Weak positive correlations between age and cervical proprioception assessment were determined in this study. Decreased neck muscle strength and motor impairment with increasing age may induce cervical proprioception disorder. In addition, with increasing age, there may be micro-level degeneration that is not reflected in the radiographs and this will affect the proprioceptive system.

Significant positive correlations were detected between FIQ, FSS, and VAS scores and cervical proprioception measurements in all directions. This result indicates that there are substantial links between increased disease activity, higher fatigue-pain level, and cervical proprioception disorder. Taking into account the negative effects of pain and fatigue on cervical proprioception as discussed above, it is reasonable to assume that increasing disease activity, as well as higher pain and fatigue levels, will amplify these effects.
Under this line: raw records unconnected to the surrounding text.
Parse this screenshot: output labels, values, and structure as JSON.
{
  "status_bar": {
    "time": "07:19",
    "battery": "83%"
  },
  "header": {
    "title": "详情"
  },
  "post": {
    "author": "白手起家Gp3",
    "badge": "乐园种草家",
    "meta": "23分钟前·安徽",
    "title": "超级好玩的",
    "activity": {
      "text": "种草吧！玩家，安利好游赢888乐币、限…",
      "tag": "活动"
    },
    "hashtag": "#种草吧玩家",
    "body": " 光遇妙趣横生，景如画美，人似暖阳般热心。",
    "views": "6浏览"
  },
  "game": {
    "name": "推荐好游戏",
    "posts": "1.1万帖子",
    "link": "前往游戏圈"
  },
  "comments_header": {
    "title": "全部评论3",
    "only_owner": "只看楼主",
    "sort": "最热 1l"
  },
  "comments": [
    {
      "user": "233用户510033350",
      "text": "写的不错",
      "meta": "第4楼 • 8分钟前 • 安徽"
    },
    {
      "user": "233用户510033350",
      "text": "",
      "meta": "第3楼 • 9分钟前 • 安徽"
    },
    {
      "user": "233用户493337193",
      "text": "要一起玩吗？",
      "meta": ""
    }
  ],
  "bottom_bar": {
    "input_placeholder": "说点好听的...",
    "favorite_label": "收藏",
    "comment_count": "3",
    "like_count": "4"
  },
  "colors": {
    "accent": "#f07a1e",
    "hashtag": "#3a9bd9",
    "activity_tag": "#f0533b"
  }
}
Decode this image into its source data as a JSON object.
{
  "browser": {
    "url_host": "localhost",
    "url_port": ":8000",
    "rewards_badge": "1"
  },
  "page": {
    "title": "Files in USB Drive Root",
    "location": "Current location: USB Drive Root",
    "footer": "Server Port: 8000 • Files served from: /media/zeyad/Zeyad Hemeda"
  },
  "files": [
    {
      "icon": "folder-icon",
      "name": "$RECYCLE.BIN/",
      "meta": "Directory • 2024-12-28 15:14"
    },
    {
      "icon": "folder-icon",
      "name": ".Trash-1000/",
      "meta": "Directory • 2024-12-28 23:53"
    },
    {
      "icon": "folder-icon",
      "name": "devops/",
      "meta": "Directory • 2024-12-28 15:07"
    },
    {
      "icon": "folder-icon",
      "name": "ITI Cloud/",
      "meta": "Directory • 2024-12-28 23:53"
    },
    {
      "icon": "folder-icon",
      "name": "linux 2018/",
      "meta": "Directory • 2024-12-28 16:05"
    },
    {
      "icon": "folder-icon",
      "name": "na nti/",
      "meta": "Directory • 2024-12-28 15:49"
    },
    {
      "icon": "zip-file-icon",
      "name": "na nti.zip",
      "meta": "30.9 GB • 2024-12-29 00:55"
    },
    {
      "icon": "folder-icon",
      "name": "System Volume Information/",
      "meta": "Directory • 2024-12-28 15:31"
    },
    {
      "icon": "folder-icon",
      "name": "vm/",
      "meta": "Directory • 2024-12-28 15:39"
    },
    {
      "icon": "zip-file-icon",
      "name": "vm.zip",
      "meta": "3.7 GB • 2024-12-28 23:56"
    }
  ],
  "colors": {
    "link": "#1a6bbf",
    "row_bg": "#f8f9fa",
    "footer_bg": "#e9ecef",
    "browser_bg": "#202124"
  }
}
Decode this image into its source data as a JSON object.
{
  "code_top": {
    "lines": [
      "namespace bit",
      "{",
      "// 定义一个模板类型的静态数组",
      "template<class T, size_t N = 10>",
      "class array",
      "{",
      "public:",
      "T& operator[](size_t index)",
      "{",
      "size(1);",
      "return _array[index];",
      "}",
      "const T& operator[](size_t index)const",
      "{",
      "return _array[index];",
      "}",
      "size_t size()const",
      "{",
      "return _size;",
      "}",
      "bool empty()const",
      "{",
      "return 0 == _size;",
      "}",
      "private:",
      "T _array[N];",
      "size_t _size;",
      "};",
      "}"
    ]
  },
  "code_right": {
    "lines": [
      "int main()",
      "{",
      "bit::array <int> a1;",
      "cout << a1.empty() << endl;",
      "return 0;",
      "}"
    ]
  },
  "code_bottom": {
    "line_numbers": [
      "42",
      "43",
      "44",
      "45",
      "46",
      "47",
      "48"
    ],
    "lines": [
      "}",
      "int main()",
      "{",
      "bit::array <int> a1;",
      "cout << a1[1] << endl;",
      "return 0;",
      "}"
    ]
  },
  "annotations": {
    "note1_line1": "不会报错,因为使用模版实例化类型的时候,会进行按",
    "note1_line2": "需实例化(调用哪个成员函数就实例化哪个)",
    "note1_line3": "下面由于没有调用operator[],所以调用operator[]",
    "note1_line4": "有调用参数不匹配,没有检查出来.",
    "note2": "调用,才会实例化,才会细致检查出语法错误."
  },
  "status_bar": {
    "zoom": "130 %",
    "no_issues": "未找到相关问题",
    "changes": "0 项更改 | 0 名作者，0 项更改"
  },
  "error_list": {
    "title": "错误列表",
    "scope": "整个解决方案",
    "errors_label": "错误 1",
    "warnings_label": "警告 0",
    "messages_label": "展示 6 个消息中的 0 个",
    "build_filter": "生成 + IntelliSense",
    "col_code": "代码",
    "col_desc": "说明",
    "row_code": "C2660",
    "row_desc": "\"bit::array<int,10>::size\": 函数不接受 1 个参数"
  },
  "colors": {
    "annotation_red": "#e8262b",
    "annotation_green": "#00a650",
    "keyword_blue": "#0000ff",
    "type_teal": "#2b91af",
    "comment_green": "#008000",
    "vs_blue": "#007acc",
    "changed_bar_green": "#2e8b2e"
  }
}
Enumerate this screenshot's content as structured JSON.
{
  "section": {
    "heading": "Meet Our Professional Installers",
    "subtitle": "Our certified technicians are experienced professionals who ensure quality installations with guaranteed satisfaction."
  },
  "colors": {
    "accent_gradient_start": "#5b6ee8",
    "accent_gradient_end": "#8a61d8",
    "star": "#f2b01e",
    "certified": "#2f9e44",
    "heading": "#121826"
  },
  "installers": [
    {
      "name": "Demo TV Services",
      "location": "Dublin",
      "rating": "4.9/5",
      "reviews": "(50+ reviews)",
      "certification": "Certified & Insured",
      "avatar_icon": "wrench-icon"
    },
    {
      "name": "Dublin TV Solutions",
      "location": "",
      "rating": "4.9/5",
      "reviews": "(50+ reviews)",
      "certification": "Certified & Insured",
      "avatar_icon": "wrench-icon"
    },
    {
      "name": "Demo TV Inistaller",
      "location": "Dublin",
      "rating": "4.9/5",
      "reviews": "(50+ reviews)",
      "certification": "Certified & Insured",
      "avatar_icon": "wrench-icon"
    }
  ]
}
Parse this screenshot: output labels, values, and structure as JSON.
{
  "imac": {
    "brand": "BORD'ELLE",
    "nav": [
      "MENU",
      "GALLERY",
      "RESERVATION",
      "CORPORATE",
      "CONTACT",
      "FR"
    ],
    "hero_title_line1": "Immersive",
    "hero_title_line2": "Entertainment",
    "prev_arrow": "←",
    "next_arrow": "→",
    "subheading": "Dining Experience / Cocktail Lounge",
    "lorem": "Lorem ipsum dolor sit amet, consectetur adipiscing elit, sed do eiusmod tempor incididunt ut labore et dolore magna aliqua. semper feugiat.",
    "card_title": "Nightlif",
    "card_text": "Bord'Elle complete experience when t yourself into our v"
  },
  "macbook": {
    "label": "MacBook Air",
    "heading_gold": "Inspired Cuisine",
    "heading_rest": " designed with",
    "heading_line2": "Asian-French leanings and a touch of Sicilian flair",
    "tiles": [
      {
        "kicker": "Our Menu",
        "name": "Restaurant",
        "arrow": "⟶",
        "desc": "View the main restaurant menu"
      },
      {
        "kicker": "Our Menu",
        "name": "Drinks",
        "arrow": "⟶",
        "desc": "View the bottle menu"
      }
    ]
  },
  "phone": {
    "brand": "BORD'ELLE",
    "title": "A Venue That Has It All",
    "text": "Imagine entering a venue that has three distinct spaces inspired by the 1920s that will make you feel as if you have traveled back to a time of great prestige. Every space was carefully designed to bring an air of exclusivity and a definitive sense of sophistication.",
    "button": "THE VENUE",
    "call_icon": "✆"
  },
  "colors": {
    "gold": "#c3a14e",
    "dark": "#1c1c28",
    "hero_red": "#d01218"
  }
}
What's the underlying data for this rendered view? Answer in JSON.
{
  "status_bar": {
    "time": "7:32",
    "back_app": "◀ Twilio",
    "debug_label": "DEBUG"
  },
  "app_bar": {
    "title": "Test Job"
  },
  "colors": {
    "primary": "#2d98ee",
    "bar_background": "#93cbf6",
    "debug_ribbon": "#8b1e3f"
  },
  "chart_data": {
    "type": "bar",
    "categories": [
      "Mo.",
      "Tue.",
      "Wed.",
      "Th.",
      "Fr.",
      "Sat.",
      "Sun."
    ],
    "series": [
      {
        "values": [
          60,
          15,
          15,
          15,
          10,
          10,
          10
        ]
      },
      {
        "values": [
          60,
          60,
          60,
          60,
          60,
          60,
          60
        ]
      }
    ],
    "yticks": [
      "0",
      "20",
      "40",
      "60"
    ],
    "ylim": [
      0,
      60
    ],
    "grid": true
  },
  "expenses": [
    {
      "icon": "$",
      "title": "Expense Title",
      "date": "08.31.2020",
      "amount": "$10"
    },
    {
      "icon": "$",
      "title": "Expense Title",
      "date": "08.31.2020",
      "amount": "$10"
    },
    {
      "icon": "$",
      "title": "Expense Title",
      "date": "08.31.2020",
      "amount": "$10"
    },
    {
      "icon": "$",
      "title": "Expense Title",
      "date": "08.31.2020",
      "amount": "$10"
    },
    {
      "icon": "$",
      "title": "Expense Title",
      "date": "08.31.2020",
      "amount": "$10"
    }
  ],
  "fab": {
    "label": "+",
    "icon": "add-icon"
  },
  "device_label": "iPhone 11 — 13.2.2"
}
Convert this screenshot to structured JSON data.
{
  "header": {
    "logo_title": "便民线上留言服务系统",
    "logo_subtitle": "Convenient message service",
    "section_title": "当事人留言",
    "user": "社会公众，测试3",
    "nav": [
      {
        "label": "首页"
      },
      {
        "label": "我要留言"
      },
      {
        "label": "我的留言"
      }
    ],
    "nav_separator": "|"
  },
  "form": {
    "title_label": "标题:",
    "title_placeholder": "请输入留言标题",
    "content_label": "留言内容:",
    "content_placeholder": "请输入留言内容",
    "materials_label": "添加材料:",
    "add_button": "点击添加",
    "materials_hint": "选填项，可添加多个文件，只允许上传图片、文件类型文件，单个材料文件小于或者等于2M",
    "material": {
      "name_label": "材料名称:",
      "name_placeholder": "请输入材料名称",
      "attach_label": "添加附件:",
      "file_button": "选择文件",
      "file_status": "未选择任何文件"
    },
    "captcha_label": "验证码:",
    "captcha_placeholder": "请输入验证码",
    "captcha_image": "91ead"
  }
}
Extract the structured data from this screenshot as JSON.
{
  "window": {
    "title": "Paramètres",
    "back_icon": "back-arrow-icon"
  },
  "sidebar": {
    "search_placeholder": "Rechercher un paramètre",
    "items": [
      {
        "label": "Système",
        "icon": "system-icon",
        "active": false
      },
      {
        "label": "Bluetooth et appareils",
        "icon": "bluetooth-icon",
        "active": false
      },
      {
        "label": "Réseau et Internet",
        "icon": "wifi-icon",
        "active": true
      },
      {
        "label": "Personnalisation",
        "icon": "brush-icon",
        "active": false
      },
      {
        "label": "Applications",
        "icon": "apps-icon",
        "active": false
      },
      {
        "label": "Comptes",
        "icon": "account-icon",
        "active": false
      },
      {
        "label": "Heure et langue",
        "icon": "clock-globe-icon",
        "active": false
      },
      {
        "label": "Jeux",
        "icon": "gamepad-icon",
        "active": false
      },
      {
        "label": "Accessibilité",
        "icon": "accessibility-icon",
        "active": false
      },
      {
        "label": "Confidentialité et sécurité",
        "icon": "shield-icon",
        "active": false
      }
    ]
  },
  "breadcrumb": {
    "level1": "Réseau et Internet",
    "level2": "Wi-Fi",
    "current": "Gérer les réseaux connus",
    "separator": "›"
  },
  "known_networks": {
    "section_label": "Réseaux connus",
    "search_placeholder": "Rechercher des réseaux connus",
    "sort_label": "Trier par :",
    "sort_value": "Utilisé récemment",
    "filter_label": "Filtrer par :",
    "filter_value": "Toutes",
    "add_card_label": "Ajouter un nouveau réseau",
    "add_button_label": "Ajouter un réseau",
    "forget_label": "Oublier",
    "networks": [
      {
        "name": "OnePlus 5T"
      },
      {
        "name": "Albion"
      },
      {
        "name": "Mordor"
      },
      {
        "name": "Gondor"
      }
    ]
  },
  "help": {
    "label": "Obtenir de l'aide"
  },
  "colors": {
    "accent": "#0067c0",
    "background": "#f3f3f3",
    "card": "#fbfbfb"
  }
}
In the current study, static and dynamic balance disorders were detected in FMS patients compared to the healthy control group. There were also moderate to strong correlations between the balance test results and the cervical proprioception measurements. Therefore, these results suggest a link between impaired cervical proprioception and poor balance. Balance disorders and the effect of various exercise programs on this condition in FMS patients have been researched in earlier studies [33,34,35]. Balance disorder and increased risk of falling were also detected in drug-free FMS patients [36]. Poor balance status in FMS has been attributed to various factors, including decreased muscle strength and performance, cognitive dysfunction, impairment in the sensory or motor system, and the existence of trigger points [35]. The spatial position of the head must be perceived correctly to maintain proper balance and posture. It has been shown that the cervical region has a sensitive proprioceptive structure that indicates the location of the head relative to the trunk, coordinates the vestibular and visual systems, and plays a substantial role in posture and balance control [37, 38]. Cervical proprioception disorder has a negative effect on this entire interaction network and causes deterioration in static-dynamic balance.

The limitations of the study can be listed as follows. Although CJPET is one of the most commonly utilized methods, it is not the gold standard. Computer-aided systems can provide more detailed analyses. Evaluation of only female patients is another limitation, which can be considered an obstacle to the generalization of the results. Although balance was evaluated, data on the frequency of falls could not be presented. This was not a prospective study, the FMS patients were not included in a rehabilitation program for cervical proprioception disorder, and the results of rehabilitation intervention were not assessed.

Conclusion

In conclusion, the results of this study demonstrated that FMS patients had impaired cervical proprioception compared to healthy control subjects. Cervical proprioception deteriorated in FMS patients with increasing disease activity and fatigue levels. In comparison to the healthy control group, FMS patients had poor balance test results. In addition, these balance test results were moderately to strongly correlated with CJPET measurements. FMS patients should be assessed in terms of cervical proprioception and rehabilitation applications should be recommended if there is deterioration. Considering the relationship between cervical proprioception and balance, rehabilitation recommendations on this topic may be beneficial for patients in respect of daily living, motor performance, and sporting activities. In addition, if rehabilitation programs focusing on proprioception and balance disorders are neglected, the risk of falling can increase and compliance with exercise, which is one of the main components of treatment in FMS, can decrease. Nevertheless, there is a need for further prospective studies assessing the efficacy of rehabilitation programs on cervical proprioception disorder to be able to confirm this in FMS patients.